His main current research areas include: (i) bacterial cell-volume regulation: elucidation of the homeostatic mechanisms that control the physicochemistry of the cell;[35][36] (ii) building of synthetic cells: construction of functional out-of-equilibrium systems for metabolic energy conservation and development of cell volume regulatory networks.[37] What tasks should a living cell minimally perform and how this can be accomplished with a minimal set of components? and (iii) the molecular mechanisms of membrane transport proteins: understanding the dynamics, energetics and mechanisms of solute transporters in the plasma membrane.[38][39]

Publications

  • Poolman is ISI highly cited researcher in microbiology. He has published over 275 peer-reviewed papers in international scientific journals,[40] which have been cited more than 25,000 times. His H-index (Google Scholar) is 83,[41] and he holds four patents.

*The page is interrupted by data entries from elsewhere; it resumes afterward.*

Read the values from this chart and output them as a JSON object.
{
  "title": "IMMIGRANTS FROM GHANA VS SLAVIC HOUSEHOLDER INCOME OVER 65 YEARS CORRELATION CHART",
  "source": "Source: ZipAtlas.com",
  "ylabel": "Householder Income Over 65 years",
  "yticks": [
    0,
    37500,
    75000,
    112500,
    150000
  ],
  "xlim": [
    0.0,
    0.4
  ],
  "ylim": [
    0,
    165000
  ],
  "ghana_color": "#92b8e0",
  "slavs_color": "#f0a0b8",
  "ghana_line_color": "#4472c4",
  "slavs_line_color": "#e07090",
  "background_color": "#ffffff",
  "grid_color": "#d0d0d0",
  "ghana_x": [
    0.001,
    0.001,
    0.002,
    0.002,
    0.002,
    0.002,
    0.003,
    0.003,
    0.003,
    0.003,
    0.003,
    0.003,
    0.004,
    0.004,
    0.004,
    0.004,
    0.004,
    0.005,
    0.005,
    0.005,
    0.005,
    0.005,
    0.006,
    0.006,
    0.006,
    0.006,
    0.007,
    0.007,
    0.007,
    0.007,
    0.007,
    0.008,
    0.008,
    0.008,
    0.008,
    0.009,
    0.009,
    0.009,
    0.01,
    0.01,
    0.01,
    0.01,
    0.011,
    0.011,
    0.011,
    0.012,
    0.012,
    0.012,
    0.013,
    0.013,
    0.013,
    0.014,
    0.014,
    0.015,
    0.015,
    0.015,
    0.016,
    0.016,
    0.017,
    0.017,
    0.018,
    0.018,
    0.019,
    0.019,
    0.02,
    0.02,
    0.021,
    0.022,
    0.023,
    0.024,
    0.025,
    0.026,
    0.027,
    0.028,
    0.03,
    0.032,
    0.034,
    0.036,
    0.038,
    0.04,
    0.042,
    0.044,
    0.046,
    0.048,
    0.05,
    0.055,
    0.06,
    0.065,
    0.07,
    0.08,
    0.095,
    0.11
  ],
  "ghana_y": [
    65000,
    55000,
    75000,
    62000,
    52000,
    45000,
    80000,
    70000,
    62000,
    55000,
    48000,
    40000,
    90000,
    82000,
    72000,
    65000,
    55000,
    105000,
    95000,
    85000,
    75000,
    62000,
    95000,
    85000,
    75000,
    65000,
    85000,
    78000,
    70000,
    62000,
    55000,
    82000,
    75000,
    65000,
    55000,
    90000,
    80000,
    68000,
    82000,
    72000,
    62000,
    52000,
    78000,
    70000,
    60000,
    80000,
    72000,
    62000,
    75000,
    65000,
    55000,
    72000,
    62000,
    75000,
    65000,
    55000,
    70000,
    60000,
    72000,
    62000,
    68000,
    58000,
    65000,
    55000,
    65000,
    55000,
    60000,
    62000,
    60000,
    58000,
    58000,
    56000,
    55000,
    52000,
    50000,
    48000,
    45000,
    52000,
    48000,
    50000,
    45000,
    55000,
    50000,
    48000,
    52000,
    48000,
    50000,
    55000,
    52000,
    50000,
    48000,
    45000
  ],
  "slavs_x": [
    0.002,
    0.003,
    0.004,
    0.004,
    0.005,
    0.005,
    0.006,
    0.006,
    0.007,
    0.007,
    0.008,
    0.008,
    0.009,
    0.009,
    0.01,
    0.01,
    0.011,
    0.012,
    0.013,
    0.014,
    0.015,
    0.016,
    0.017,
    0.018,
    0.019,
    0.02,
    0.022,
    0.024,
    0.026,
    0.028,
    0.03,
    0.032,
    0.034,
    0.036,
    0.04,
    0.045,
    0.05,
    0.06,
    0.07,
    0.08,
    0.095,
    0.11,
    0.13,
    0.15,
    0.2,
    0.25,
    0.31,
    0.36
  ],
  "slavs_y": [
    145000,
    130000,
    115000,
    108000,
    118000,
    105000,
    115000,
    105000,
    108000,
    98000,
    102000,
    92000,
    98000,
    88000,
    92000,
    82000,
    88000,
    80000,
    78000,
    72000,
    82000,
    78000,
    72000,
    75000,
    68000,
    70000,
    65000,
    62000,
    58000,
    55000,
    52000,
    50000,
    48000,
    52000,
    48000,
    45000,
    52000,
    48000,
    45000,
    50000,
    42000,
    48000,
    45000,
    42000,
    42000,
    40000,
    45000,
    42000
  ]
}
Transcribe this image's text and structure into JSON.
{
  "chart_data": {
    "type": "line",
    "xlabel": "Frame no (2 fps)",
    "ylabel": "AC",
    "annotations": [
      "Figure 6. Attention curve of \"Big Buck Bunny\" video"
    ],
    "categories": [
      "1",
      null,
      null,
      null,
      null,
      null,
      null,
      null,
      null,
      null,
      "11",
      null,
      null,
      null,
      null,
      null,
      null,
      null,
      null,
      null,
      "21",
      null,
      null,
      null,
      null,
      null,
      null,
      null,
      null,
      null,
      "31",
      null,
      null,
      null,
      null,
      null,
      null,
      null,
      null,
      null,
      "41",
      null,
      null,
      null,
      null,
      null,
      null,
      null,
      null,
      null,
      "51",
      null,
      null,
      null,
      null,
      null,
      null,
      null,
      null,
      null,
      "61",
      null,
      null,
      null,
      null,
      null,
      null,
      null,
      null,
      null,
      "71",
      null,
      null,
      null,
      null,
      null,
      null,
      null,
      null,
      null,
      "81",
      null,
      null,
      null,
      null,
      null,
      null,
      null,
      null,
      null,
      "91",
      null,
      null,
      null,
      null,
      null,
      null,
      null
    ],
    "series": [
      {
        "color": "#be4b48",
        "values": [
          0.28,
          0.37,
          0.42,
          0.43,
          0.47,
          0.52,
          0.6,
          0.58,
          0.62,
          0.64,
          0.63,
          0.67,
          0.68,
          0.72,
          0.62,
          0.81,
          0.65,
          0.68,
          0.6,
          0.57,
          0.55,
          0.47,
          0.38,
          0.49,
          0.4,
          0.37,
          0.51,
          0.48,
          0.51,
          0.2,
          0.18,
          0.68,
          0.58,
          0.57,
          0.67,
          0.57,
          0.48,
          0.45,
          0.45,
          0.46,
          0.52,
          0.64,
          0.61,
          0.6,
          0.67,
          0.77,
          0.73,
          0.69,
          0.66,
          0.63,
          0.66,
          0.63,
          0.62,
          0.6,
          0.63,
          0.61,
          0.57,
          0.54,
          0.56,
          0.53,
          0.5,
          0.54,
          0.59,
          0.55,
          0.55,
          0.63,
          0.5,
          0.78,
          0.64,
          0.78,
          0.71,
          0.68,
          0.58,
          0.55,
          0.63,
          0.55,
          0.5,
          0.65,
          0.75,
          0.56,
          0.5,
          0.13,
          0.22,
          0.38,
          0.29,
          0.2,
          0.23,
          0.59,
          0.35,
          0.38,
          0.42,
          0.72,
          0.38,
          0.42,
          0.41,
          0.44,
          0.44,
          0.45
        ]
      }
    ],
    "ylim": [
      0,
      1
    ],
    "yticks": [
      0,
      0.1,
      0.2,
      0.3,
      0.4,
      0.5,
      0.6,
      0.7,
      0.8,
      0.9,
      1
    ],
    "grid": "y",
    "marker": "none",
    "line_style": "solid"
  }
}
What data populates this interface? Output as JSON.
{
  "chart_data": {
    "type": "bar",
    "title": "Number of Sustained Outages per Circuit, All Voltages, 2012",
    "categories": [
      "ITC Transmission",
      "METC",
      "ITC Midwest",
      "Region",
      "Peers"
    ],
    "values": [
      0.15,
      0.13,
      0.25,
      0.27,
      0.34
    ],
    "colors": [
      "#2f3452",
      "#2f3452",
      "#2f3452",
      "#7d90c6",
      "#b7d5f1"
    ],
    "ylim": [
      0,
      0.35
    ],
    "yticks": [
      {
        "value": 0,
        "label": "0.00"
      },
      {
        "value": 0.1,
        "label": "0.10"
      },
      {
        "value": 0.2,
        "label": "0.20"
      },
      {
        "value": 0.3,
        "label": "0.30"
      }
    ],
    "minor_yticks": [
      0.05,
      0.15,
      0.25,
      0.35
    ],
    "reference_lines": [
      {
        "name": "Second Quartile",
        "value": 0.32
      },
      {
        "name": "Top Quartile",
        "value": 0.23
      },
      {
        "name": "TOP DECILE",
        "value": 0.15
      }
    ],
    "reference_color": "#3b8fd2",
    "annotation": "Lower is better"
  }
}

Poolman shares his findings with wide audiences through newspaper, radio and TV appearances. In 2012 Schrauwers and Poolman wrote the book Synthetische Biologie: de Mens als Schepper (Synthetic Biology: Man as a Creator) to convey the developments in synthetic biology to a lay audience.[42]

Awards and fellowships

Poolman has received numerous awards, including the Biochemistry Award (1989) of the Dutch Biochemistry and Molecular Biology Organisation (NVBMB),[43] a Royal Netherlands Academy of Arts and Sciences fellowship (1989), a Human Frontiers Science Program Organization award (1992),[44] the SON ‘Jonge Chemici’ award (1997), the Federation European Biochemical Society Lecturer Award (2014),[45] and the Joel Mandelstam Memorial Lecture award (2016).[46]

He obtained four TOP program grants from the Netherlands Organisation for Scientific Research (NWO)(2001, 2007, 2010, 2014).,[47][48] two program grants from the Netherlands Proteomics Centre (2005 en 2008),[49] and coordinated three large European networks (1996, 1999 and 2012). In 2015 he received an ERC Advanced Grant[50] and in 2019 an ERC Proof-of-Concept Grant,[51] and in 2017 the BaSyC consortium (with Poolman as one of the lead principal investigators) was awarded a multimillion Dutch Gravitation grant.[52]

Personal life

Poolman was born in 1959 as the first son of Jelto Poolman and Neeltje Prinsse. In 1983 he married Heleen Stevenson (1959), with whom he has four children.